Красными
толстыми кулаками он поминутно потирал опухшие от сна и
покрасневшие от внезапного пробуждения глаза.
Дагобер с непокрытой головой стоял перед ним в самой
почтительной позе, стараясь прочитать на сердитой физиономии
судьи, удастся ли ему возбудить в нем сострадание к своей участи,
т.е. к судьбе сирот. В критическую минуту солдат старался призвать
к себе на помощь все свое хладнокровие, всю силу рассудка и
красноречия, всю решимость… Человек, больше двадцати раз с
пренебрежением смотревший в лицо смерти, не опускавший глаз, так
как был спокоен и уверен в себе, перед орлиным взором императора,
его идола, героя и кумира… он дрожал теперь и смущался перед
деревенским бургомистром с сердитым и недоброжелательным лицом.
Точно так же, за несколько часов до этого, он бесстрастно и
покорно вынужден был переносить оскорбления Морока, чтобы не
лишиться возможности исполнить возложенную на него умирающей
матерью священную миссию; этим он показал, какой степени геройской
самоотверженности может достигнуть честная и простая душа.
— Ну, что можете вы представить в свое оправдание?..
Поторапливайтесь… — грубо и нетерпеливо задал вопрос судья, зевая.
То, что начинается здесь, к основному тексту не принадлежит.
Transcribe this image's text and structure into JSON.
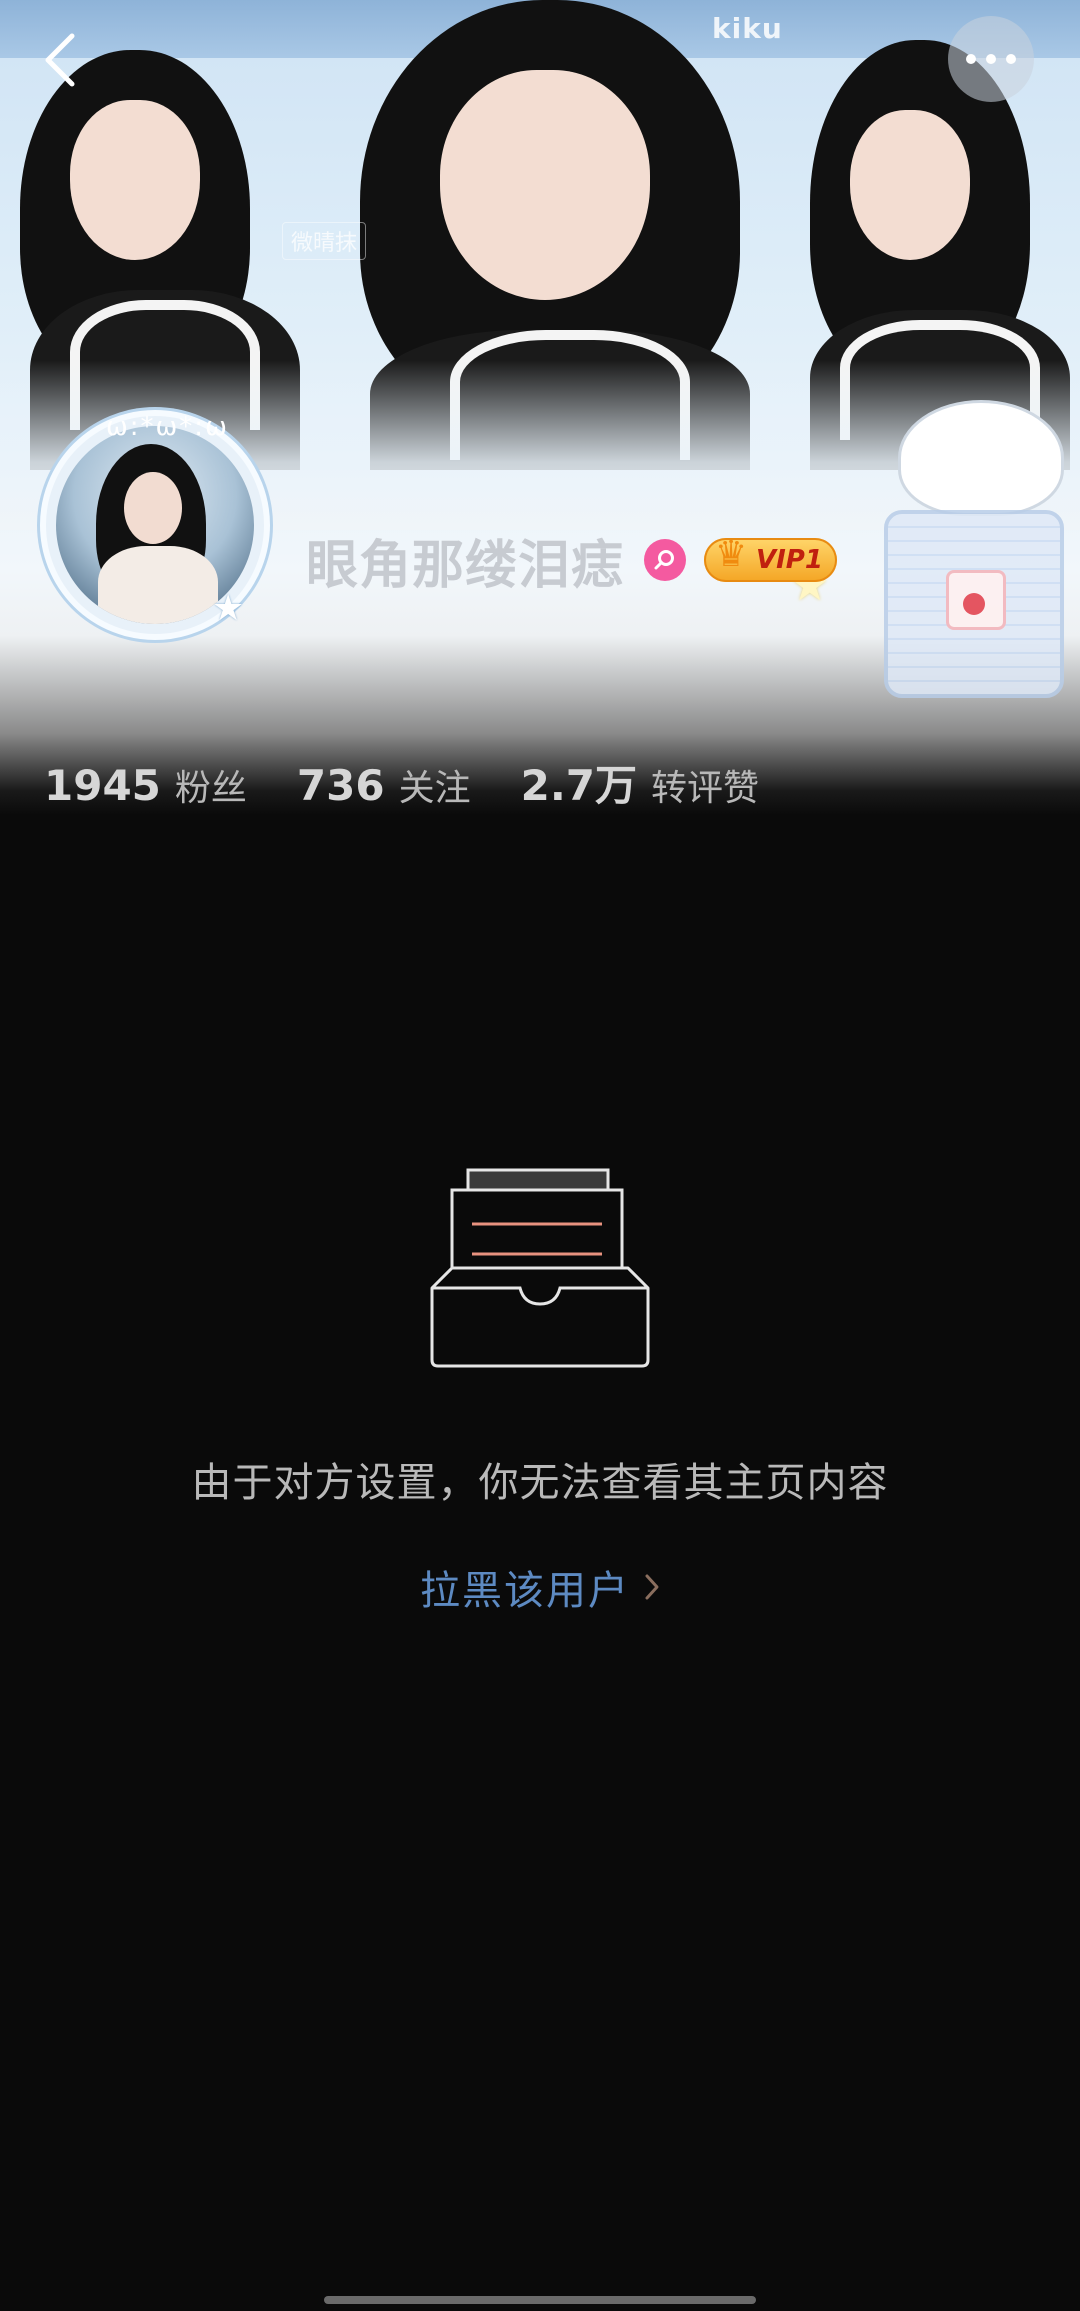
{
  "banner": {
    "brand_tag": "kiku",
    "watermark": "微晴抹"
  },
  "header": {
    "back_icon": "chevron-left-icon",
    "more_icon": "more-dots-icon"
  },
  "profile": {
    "nickname": "眼角那缕泪痣",
    "gender_icon": "female-icon",
    "gender_color": "#f45aa0",
    "vip_label": "VIP1",
    "avatar_deco": "ω:*ω*:ω"
  },
  "stats": [
    {
      "value": "1945",
      "label": "粉丝"
    },
    {
      "value": "736",
      "label": "关注"
    },
    {
      "value": "2.7万",
      "label": "转评赞"
    }
  ],
  "empty_state": {
    "icon": "empty-box-icon",
    "message": "由于对方设置，你无法查看其主页内容",
    "block_link_label": "拉黑该用户",
    "link_color": "#5d8ac2"
  },
  "theme": {
    "background": "#0a0a0a"
  }
}
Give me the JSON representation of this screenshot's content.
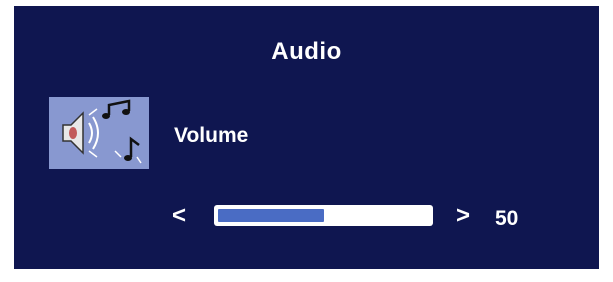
{
  "osd": {
    "title": "Audio",
    "item": {
      "icon": "speaker-music-icon",
      "label": "Volume"
    },
    "slider": {
      "decrease_glyph": "<",
      "increase_glyph": ">",
      "value": "50",
      "level_percent": 50
    }
  },
  "colors": {
    "panel_bg": "#0f1650",
    "icon_bg": "#8898d0",
    "slider_fill": "#4a6cc4",
    "text": "#ffffff"
  }
}
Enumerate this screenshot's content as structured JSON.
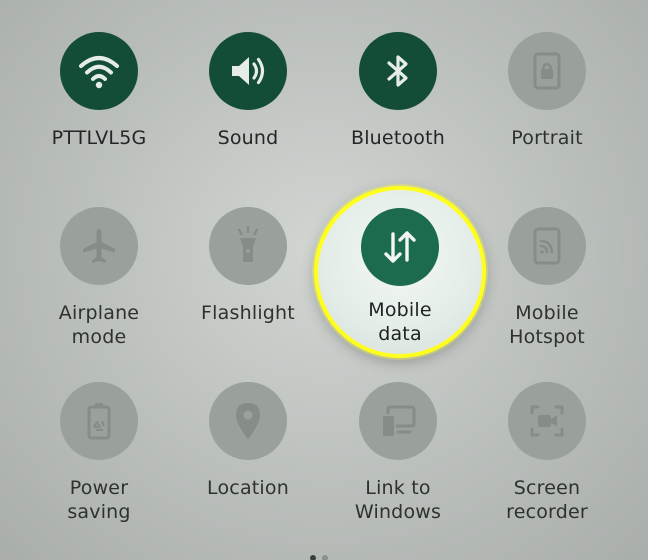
{
  "tiles": {
    "wifi": {
      "label": "PTTLVL5G",
      "state": "on",
      "icon": "wifi-icon"
    },
    "sound": {
      "label": "Sound",
      "state": "on",
      "icon": "speaker-icon"
    },
    "bluetooth": {
      "label": "Bluetooth",
      "state": "on",
      "icon": "bluetooth-icon"
    },
    "portrait": {
      "label": "Portrait",
      "state": "off",
      "icon": "portrait-lock-icon"
    },
    "airplane": {
      "label": "Airplane\nmode",
      "state": "off",
      "icon": "airplane-icon"
    },
    "flashlight": {
      "label": "Flashlight",
      "state": "off",
      "icon": "flashlight-icon"
    },
    "mobile_data": {
      "label": "Mobile\ndata",
      "state": "on",
      "icon": "mobile-data-icon"
    },
    "hotspot": {
      "label": "Mobile\nHotspot",
      "state": "off",
      "icon": "hotspot-icon"
    },
    "power_saving": {
      "label": "Power\nsaving",
      "state": "off",
      "icon": "battery-recycle-icon"
    },
    "location": {
      "label": "Location",
      "state": "off",
      "icon": "location-pin-icon"
    },
    "link_windows": {
      "label": "Link to\nWindows",
      "state": "off",
      "icon": "link-to-windows-icon"
    },
    "screen_recorder": {
      "label": "Screen\nrecorder",
      "state": "off",
      "icon": "screen-recorder-icon"
    }
  },
  "colors": {
    "active_circle": "#134d35",
    "highlight_circle": "#1c6b4c",
    "inactive_circle": "#9aa09c",
    "spotlight_ring": "#ffff1e"
  }
}
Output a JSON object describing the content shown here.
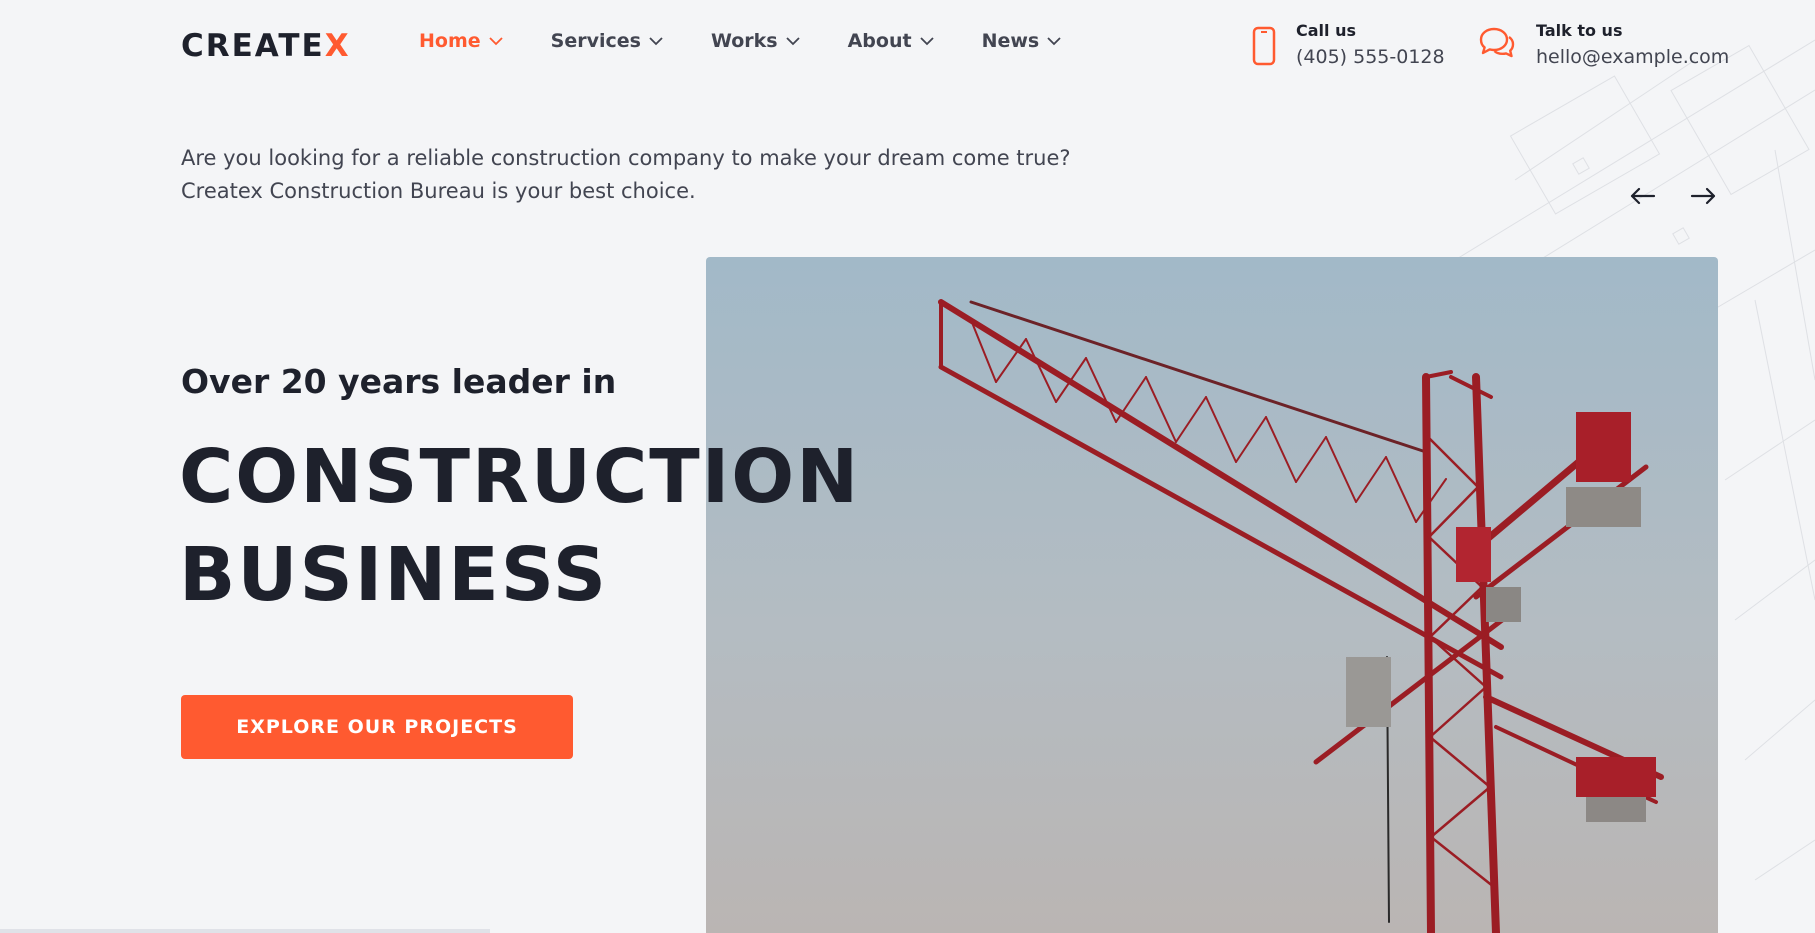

— Мне оправдываться нечего, господин бургомистр, я должен
жаловаться! — твердым тоном отвечал Дагобер.
— Да что вы меня учить хотите, как мне вас спрашивать? —
крикнул чиновник сердито и так резко, что солдат уже мысленно
упрекнул себя, что неловко начал разговор.
Желая укротить гнев судьи, он поспешно заметил самым
почтительным тоном:
— Простите меня, господин бургомистр, я не так выразился; я
хотел сказать, что в этом деле я не виноват.
— А Предсказатель говорит иное.
— Предсказатель… — сомнительно протянул солдат.
— Предсказатель — человек честный и благочестивый; он лгать
не станет! — перебил судья.
— Я ничего не могу возразить… Но думаю, вы слушком
справедливы и добры, господин бургомистр, чтобы обвинить меня, не
выслушав… Такой человек, как вы, не может быть несправедливым… это
сразу видно…
Принуждая себя играть несвойственную ему роль льстеца,
Дагобер старался смягчить голос и придать серьезному лицу
благообразное и вкрадчивое выражение.
— Такой человек, как вы, — продолжал он, удваивая
угодливость, — такой почтенный судья не станет слушать
нашептываний… его уши и так ясно слышат.
— Тут дело не в ушах, а в глазах, а мои, хоть и горят, будто
я их крапивой натер, а все-таки ясно разглядели ужасную рану
Морока.
— Это так, господин бургомистр, все это правда, но рассудите
сами: если бы он запер клетки и затворил дверь в зверинец… ничего
бы тогда и не случилось.
— Совсем нет… Виноваты вы: вам следовало крепче привязать
лошадь.
— Ваша правда, господин бургомистр, конечно же, вы правы, —
говорил солдат самым ласковым и примирительным тоном. — Такой
ничтожный бедняк, как я, разве смеет спорить с вами, но
предположим, что кто-нибудь из злобы отвязал мою лошадь и отвел её
в зверинец? Ведь тогда, согласитесь сами, вины на мне нет? То
есть, конечно, если вам угодно будет с этим согласиться, я
настаивать не смею… — поторопился прибавить он.